There is therefore an urgent need to 'green' the provision of cold, and one major opportunity could be to recycle the waste cold of LNG to provide lower carbon, zero-emission cooling services. In developing nations, this could form the basis of an entirely new 'cold economy', which not only cuts emissions and cost, but also tackles critical social and economic challenges by reducing waste of food, water and other resources.

Of the 111 LNG import terminals worldwide, only 23 do any form of cold recovery. Even here the use of the waste cold is usually limited to industrial plants close to the terminal, and only at times when LNG is actually being re-gasified. These factors limit the amount of cold recycled, but this could be raised by converting it into novel energy vectors that store and transport it for use on demand such as liquid air.

Recycling waste cold in this way would produce cheap, low carbon, zero-emission cryogenic 'fuel' to provide distributed cold and power for vehicles and buildings.
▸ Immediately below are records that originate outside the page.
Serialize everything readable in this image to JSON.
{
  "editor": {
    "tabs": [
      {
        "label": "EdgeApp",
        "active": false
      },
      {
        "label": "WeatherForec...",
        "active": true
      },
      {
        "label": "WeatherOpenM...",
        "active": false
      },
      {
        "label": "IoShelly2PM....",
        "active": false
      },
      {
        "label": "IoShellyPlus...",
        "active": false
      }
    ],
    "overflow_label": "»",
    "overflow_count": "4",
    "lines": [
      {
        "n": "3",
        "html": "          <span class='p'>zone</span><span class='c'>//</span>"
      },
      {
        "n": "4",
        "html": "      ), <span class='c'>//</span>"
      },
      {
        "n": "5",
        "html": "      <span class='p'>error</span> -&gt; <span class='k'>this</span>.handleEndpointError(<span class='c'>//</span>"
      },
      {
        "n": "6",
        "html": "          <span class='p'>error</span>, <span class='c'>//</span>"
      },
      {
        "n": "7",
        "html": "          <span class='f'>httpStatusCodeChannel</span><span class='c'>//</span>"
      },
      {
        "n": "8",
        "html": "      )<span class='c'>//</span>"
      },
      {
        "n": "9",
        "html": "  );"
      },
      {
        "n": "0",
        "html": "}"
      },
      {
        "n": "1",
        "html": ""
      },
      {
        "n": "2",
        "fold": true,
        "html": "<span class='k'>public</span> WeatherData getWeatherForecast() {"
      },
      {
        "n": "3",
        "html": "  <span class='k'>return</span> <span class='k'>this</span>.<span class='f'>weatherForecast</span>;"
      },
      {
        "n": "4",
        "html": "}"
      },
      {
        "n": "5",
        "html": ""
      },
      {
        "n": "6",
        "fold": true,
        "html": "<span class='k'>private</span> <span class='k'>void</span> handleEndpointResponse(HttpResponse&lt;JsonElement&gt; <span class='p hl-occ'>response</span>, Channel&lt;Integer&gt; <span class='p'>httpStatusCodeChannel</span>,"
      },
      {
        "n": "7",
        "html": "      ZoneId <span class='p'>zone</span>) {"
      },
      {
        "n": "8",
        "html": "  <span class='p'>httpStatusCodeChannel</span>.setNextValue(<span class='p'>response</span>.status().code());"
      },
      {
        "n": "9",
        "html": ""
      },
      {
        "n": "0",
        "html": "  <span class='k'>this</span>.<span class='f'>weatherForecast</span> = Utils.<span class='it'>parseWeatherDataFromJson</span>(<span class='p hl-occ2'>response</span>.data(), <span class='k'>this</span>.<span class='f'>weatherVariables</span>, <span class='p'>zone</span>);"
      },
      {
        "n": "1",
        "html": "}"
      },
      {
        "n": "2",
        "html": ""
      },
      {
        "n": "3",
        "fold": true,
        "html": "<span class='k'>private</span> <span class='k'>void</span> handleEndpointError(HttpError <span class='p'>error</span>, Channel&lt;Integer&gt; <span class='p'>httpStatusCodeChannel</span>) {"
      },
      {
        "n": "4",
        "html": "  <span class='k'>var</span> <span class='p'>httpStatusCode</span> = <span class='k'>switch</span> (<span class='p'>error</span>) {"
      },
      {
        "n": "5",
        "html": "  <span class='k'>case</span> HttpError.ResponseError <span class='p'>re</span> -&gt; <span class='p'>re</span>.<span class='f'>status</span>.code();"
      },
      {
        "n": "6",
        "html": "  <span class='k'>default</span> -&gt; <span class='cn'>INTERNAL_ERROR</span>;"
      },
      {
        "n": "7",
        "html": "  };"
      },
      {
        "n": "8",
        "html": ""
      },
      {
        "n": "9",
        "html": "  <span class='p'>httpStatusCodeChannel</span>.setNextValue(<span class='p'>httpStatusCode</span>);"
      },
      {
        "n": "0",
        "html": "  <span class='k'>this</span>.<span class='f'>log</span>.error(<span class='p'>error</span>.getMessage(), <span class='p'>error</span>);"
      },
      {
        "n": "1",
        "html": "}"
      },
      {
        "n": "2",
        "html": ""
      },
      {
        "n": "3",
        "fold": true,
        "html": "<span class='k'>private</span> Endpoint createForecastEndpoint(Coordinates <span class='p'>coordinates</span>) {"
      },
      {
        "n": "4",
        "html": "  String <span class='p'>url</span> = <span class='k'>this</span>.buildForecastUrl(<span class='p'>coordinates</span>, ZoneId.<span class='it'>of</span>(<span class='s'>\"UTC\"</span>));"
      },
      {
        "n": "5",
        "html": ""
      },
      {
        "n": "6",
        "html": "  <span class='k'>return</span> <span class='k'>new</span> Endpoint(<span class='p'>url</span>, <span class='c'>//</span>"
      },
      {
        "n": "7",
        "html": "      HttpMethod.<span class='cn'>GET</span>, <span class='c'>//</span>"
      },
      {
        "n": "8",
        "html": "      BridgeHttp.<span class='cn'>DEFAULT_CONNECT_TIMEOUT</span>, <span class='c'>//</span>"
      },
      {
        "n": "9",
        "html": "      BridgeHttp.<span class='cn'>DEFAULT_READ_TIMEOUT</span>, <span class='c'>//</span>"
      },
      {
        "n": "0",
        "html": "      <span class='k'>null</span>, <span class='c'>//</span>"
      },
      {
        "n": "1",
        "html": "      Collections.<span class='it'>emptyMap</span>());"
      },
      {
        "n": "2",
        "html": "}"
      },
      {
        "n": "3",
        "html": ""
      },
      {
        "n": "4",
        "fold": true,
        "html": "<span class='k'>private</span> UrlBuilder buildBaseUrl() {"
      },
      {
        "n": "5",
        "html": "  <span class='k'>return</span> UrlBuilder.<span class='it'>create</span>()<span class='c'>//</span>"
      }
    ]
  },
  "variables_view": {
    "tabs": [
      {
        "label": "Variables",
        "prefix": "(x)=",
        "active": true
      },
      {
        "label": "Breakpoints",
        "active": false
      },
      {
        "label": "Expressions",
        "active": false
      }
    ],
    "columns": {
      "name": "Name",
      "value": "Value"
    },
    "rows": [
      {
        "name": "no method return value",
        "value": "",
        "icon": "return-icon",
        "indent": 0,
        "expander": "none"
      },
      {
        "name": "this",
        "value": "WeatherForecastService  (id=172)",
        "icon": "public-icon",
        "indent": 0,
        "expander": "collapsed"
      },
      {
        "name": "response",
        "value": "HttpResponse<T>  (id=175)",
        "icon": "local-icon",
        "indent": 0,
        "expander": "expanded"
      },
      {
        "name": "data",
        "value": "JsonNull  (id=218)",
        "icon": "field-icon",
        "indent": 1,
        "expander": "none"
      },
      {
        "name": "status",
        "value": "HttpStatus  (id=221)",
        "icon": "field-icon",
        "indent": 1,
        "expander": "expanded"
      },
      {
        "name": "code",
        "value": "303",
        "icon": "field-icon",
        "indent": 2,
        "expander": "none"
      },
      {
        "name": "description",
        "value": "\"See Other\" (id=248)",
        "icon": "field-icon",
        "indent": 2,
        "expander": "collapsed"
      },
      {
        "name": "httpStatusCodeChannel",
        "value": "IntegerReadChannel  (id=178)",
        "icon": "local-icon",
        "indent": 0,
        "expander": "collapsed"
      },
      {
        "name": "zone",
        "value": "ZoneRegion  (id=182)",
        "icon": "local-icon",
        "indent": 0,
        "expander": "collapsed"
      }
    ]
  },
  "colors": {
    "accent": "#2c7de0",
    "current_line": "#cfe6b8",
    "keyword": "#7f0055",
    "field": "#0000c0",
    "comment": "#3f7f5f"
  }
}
Technologies are already being developed that could exploit large amounts of LNG waste cold. A liquid air zero-emission transport refrigeration unit to displace the highly polluting secondary diesel engines used on trucks and trailers is now in commercial trials with Sainsbury's in the UK. A projected global trade of 500mtpa LNG in 2025 could produce enough liquid air to cool almost 4 million fleet-average refrigerated trucks - equal to the entire global TRU fleet today. Other applications in development including data centre cooling.

Obviously it is all about economics. But analysis shows the liquid air could generate revenues worth more that 10% of the value of LNG at current market prices. Equally important are the environmental benefits. A diesel transport refrigeration unit consumes up to 20% of a refrigerated vehicle's diesel. Replacing a diesel TRU would slash the vehicle's total emissions of NOX by over 70% and of PM by over 90%, as well as reducing its CO2.

It is vital that the world's rapidly expanding cooling infrastructure should be clean. And it is only logical we stop wasting the 'packaging' of LNG and start to exploit the economic and environmental benefits of this waste cold.